A new documentary being made on President Kennedy has sparked a storm of controversy. INSIDE EDITION has the details.
A new mini-series about President Kennedy is stirring a storm of controversy before even a single frame has been shot. Critics have launched a full scale attack on the movie being made for the History Channel.
INSIDE EDITION's Diane McInerney asked documentary filmmaker Robert Greenwald, "Don't you think it's premature to form an opinion before any footage has even been shot?"
"No, actually it's the opposite. We're doing the History Channel a favor," said Greenwald.
The liberal documentary filmmaker says the mini series, called The Kennedys, contains totally made up scenes calculated to hurt President Kennedy's reputation.
"They have scene after scene of sex. I mean, I don't even know how he had time to be president," said Greenwald.
Greenwald has posted a 13-minute denunciation of the mini-series on his website, stopkennedysmears.com. He even shot scenes using dialogue from the screenplay. One shows the President telling his brother Bobby Kennedy he gets ill if he doesn't have enough sex. In another scene, the President is approached by a secret service agent while having sex in a pool with a young woman who is not First Lady Jackie Kennedy
The mini-series is the brain child of Joel Surnow, an outspoken political conservative and creator of the hit TV series 24.
"I think this is a politically motivated character assassination attack of the worst kind," said Greenwald.
A spokesman for History Channel tells INSIDE EDITION "the mini-series will be historically accurate and based on the work of noted scholars. Anyone claiming otherwise is basing their claim on false information."

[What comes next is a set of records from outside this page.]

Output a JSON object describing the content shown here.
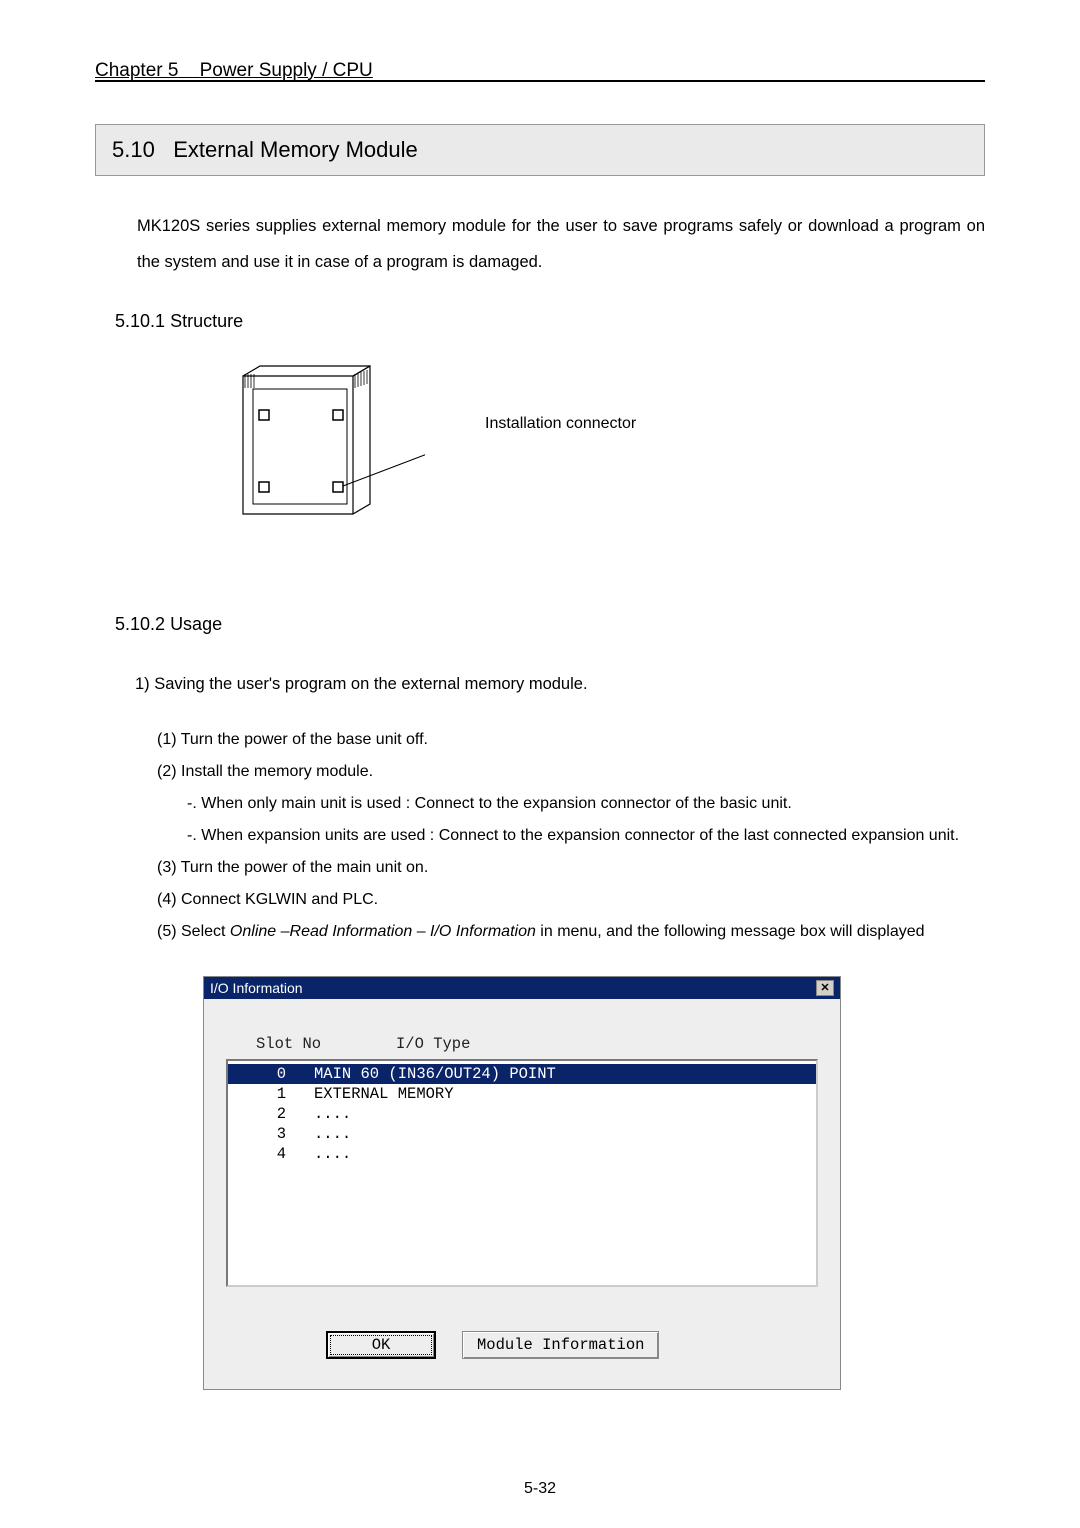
{
  "header": {
    "chapter_label": "Chapter 5",
    "chapter_title": "Power Supply / CPU"
  },
  "section": {
    "number": "5.10",
    "title": "External Memory Module",
    "intro": "MK120S series supplies external memory module for the user to save programs safely or download a program on the system and use it in case of a program is damaged."
  },
  "sub1": {
    "number": "5.10.1",
    "title": "Structure",
    "connector_label": "Installation connector"
  },
  "sub2": {
    "number": "5.10.2",
    "title": "Usage",
    "step_head": "1) Saving the user's program on the external memory module.",
    "steps": [
      "(1) Turn the power of the base unit off.",
      "(2) Install the memory module.",
      "(3) Turn the power of the main unit on.",
      "(4) Connect KGLWIN and PLC.",
      "(5) Select"
    ],
    "sub_bullets": [
      "-. When only main unit is used : Connect to the expansion connector of the basic unit.",
      "-. When expansion units are used : Connect to the expansion connector of the last connected expansion unit."
    ],
    "step5_italic": "Online –Read Information – I/O Information",
    "step5_tail": " in menu, and the following message box will displayed"
  },
  "dialog": {
    "title": "I/O Information",
    "close": "✕",
    "col_slot": "Slot No",
    "col_type": "I/O Type",
    "rows": [
      {
        "slot": "0",
        "type": "MAIN 60 (IN36/OUT24) POINT",
        "selected": true
      },
      {
        "slot": "1",
        "type": "EXTERNAL MEMORY",
        "selected": false
      },
      {
        "slot": "2",
        "type": "....",
        "selected": false
      },
      {
        "slot": "3",
        "type": "....",
        "selected": false
      },
      {
        "slot": "4",
        "type": "....",
        "selected": false
      }
    ],
    "ok_label": "OK",
    "module_info_label": "Module Information"
  },
  "page_number": "5-32"
}
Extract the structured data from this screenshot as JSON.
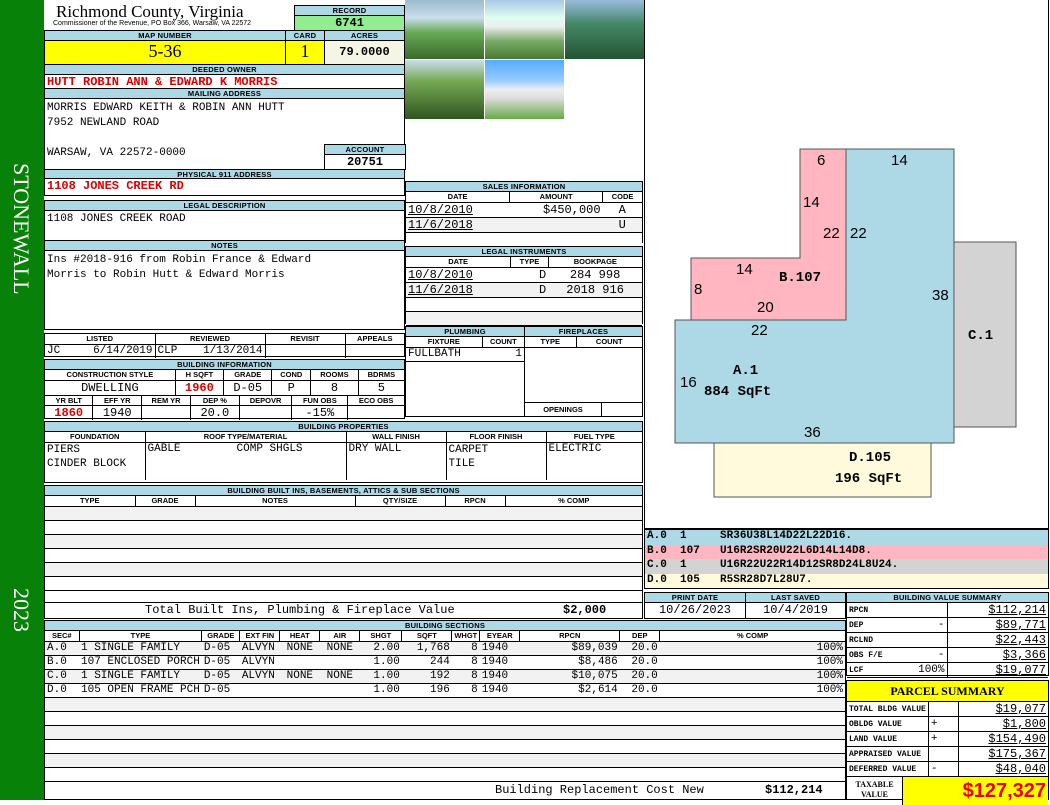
{
  "sidebar": {
    "district": "STONEWALL",
    "year": "2023"
  },
  "header": {
    "county": "Richmond County, Virginia",
    "office": "Commissioner of the Revenue, PO Box 366, Warsaw, VA 22572",
    "record_label": "RECORD",
    "record": "6741"
  },
  "parcel": {
    "map_label": "MAP NUMBER",
    "map": "5-36",
    "card_label": "CARD",
    "card": "1",
    "acres_label": "ACRES",
    "acres": "79.0000"
  },
  "owner": {
    "label": "DEEDED OWNER",
    "value": "HUTT ROBIN ANN & EDWARD K MORRIS"
  },
  "mailing": {
    "label": "MAILING ADDRESS",
    "line1": "MORRIS EDWARD KEITH & ROBIN ANN HUTT",
    "line2": "7952 NEWLAND ROAD",
    "line3": "WARSAW, VA 22572-0000",
    "account_label": "ACCOUNT",
    "account": "20751"
  },
  "physical": {
    "label": "PHYSICAL 911 ADDRESS",
    "value": "1108 JONES CREEK RD"
  },
  "legal": {
    "label": "LEGAL DESCRIPTION",
    "value": "1108 JONES CREEK ROAD"
  },
  "notes": {
    "label": "NOTES",
    "line1": "Ins #2018-916 from Robin France & Edward",
    "line2": "Morris to Robin Hutt & Edward Morris"
  },
  "review": {
    "listed_label": "LISTED",
    "listed_by": "JC",
    "listed": "6/14/2019",
    "reviewed_label": "REVIEWED",
    "reviewed_by": "CLP",
    "reviewed": "1/13/2014",
    "revisit_label": "REVISIT",
    "appeals_label": "APPEALS"
  },
  "building_info": {
    "label": "BUILDING INFORMATION",
    "h1": [
      "CONSTRUCTION STYLE",
      "H SQFT",
      "GRADE",
      "COND",
      "ROOMS",
      "BDRMS"
    ],
    "v1": [
      "DWELLING",
      "1960",
      "D-05",
      "P",
      "8",
      "5"
    ],
    "h2": [
      "YR BLT",
      "EFF YR",
      "REM YR",
      "DEP %",
      "DEPOVR",
      "FUN OBS",
      "ECO OBS"
    ],
    "v2": [
      "1860",
      "1940",
      "",
      "20.0",
      "",
      "-15%",
      ""
    ]
  },
  "sales": {
    "label": "SALES INFORMATION",
    "cols": [
      "DATE",
      "AMOUNT",
      "CODE"
    ],
    "rows": [
      [
        "10/8/2010",
        "$450,000",
        "A"
      ],
      [
        "11/6/2018",
        "",
        "U"
      ]
    ]
  },
  "instruments": {
    "label": "LEGAL INSTRUMENTS",
    "cols": [
      "DATE",
      "TYPE",
      "BOOKPAGE"
    ],
    "rows": [
      [
        "10/8/2010",
        "D",
        "284 998"
      ],
      [
        "11/6/2018",
        "D",
        "2018 916"
      ]
    ]
  },
  "plumbing": {
    "label": "PLUMBING",
    "cols": [
      "FIXTURE",
      "COUNT"
    ],
    "rows": [
      [
        "FULLBATH",
        "1"
      ]
    ]
  },
  "fireplaces": {
    "label": "FIREPLACES",
    "cols": [
      "TYPE",
      "COUNT"
    ],
    "openings": "OPENINGS"
  },
  "properties": {
    "label": "BUILDING PROPERTIES",
    "cols": [
      "FOUNDATION",
      "ROOF TYPE/MATERIAL",
      "WALL FINISH",
      "FLOOR FINISH",
      "FUEL TYPE"
    ],
    "foundation": [
      "PIERS",
      "CINDER BLOCK"
    ],
    "roof_type": "GABLE",
    "roof_material": "COMP SHGLS",
    "wall": "DRY WALL",
    "floor": [
      "CARPET",
      "TILE"
    ],
    "fuel": "ELECTRIC"
  },
  "builtins": {
    "label": "BUILDING BUILT INS, BASEMENTS, ATTICS & SUB SECTIONS",
    "cols": [
      "TYPE",
      "GRADE",
      "NOTES",
      "QTY/SIZE",
      "RPCN",
      "% COMP"
    ],
    "total_label": "Total Built Ins, Plumbing & Fireplace Value",
    "total": "$2,000"
  },
  "dates": {
    "print_label": "PRINT DATE",
    "print": "10/26/2023",
    "saved_label": "LAST SAVED",
    "saved": "10/4/2019"
  },
  "sections": {
    "label": "BUILDING SECTIONS",
    "cols": [
      "SEC#",
      "TYPE",
      "GRADE",
      "EXT FIN",
      "HEAT",
      "AIR",
      "SHGT",
      "SQFT",
      "WHGT",
      "EYEAR",
      "RPCN",
      "DEP",
      "% COMP"
    ],
    "rows": [
      [
        "A.0",
        "1 SINGLE FAMILY",
        "D-05",
        "ALVYN",
        "NONE",
        "NONE",
        "2.00",
        "1,768",
        "8",
        "1940",
        "$89,039",
        "20.0",
        "100%"
      ],
      [
        "B.0",
        "107 ENCLOSED PORCH",
        "D-05",
        "ALVYN",
        "",
        "",
        "1.00",
        "244",
        "8",
        "1940",
        "$8,486",
        "20.0",
        "100%"
      ],
      [
        "C.0",
        "1 SINGLE FAMILY",
        "D-05",
        "ALVYN",
        "NONE",
        "NONE",
        "1.00",
        "192",
        "8",
        "1940",
        "$10,075",
        "20.0",
        "100%"
      ],
      [
        "D.0",
        "105 OPEN FRAME PCH",
        "D-05",
        "",
        "",
        "",
        "1.00",
        "196",
        "8",
        "1940",
        "$2,614",
        "20.0",
        "100%"
      ]
    ],
    "total_label": "Building Replacement Cost New",
    "total": "$112,214"
  },
  "sketch": {
    "labels": {
      "a": "A.1",
      "a_area": "884 SqFt",
      "b": "B.107",
      "c": "C.1",
      "d": "D.105",
      "d_area": "196 SqFt"
    },
    "dims": [
      "6",
      "14",
      "14",
      "22",
      "22",
      "14",
      "8",
      "20",
      "22",
      "38",
      "16",
      "36"
    ],
    "legend": [
      {
        "sec": "A.0",
        "code": "1",
        "path": "SR36U38L14D22L22D16.",
        "color": "#add8e6"
      },
      {
        "sec": "B.0",
        "code": "107",
        "path": "U16R2SR20U22L6D14L14D8.",
        "color": "#ffb6c1"
      },
      {
        "sec": "C.0",
        "code": "1",
        "path": "U16R22U22R14D12SR8D24L8U24.",
        "color": "#d3d3d3"
      },
      {
        "sec": "D.0",
        "code": "105",
        "path": "R5SR28D7L28U7.",
        "color": "#fffadc"
      }
    ]
  },
  "value_summary": {
    "label": "BUILDING VALUE SUMMARY",
    "rows": [
      {
        "label": "RPCN",
        "sign": "",
        "value": "$112,214"
      },
      {
        "label": "DEP",
        "sign": "-",
        "value": "$89,771"
      },
      {
        "label": "RCLND",
        "sign": "",
        "value": "$22,443"
      },
      {
        "label": "OBS F/E",
        "sign": "-",
        "value": "$3,366"
      },
      {
        "label": "LCF",
        "sign": "100%",
        "value": "$19,077"
      }
    ]
  },
  "parcel_summary": {
    "title": "PARCEL SUMMARY",
    "rows": [
      {
        "label": "TOTAL BLDG VALUE",
        "sign": "",
        "value": "$19,077"
      },
      {
        "label": "OBLDG VALUE",
        "sign": "+",
        "value": "$1,800"
      },
      {
        "label": "LAND VALUE",
        "sign": "+",
        "value": "$154,490"
      },
      {
        "label": "APPRAISED VALUE",
        "sign": "",
        "value": "$175,367"
      },
      {
        "label": "DEFERRED VALUE",
        "sign": "-",
        "value": "$48,040"
      }
    ],
    "taxable_label": "TAXABLE VALUE",
    "taxable": "$127,327"
  }
}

The controversy recalls a similar outcry over 2003 mini-series about President Reagan. After conservatives criticized the project, CBS decided it was more suitable to air on the cable network Showtime.
Among those against the History Channel film are Ted Sorenson, President Kennedy's former adviser who has seen the script and says every conversation in which the film says he participated, never happened.